The git worktree
method described in comments will work on a Unix/Linux system, but probably not on Windows if your different users have different accounts (which they should, for sanity if nothing else). It has some drawbacks: in particular, while each working tree gets its own index, all the working trees share one single underlying repository, which means that Git commands that must write to the repository have to wait while someone else has the repository databases busy. How disruptive this might be in practice depends on how your users would use this.
It's usually a much better idea to give each user their own full clone, even on a shared server, and even if it's a Unix/Linux system.

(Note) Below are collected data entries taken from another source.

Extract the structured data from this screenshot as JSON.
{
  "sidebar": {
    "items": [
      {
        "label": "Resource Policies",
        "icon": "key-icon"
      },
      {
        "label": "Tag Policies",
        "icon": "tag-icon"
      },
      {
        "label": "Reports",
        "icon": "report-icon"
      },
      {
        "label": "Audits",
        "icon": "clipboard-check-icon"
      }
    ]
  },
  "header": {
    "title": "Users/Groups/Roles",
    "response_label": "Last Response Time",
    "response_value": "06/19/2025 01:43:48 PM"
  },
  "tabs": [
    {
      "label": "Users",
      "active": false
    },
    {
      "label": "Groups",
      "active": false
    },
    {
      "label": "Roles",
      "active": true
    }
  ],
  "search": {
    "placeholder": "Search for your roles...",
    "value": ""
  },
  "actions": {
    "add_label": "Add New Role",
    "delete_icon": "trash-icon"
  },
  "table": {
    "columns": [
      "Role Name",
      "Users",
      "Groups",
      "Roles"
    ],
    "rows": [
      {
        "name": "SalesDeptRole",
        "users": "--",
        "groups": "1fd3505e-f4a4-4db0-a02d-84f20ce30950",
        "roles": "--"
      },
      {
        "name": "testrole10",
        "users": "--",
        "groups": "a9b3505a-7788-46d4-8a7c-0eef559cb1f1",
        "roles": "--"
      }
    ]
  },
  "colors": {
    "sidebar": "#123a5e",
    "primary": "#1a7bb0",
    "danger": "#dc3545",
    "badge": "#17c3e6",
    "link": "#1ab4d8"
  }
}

They can then push to, and fetch from, one more clone on that shared server, that you designate as the "source of truth". There is only one drawback to this method of sharing, which is that each clone occupies its own extra disk space. However, this tends to be minor: when cloning a local repository locally, using file-oriented "URLs":
git clone /path/to/source-of-truth.git work/my-clone
Git will, to the extent possible, use "hard links" to files to save space. These hard links work quite well, although the links "break apart" over time (as files get updated) and gradually the clones wind up taking more and more space. This means that every once in a while—say, once a month or once a year or so, depending on activity—it may be helpful for space purposes to have your users-on-the-shared-server delete their clones and re-clone at a time that's convenient for them. This will re-establish complete sharing.
(Of course, disk space is cheap these days, and the right way to handle this on a modern Linux server is probably to set up a ZFS pool with, say, a bunch of 8 or 12TB drives in a RAIDZ1 or RAIDZ2 configuration to get many terabytes of usable storage at around $30 per terabyte, even counting overhead and the cost of cabling and so on. You'll probably pay more for some high end Intel CPU than you do for all the drives put together.)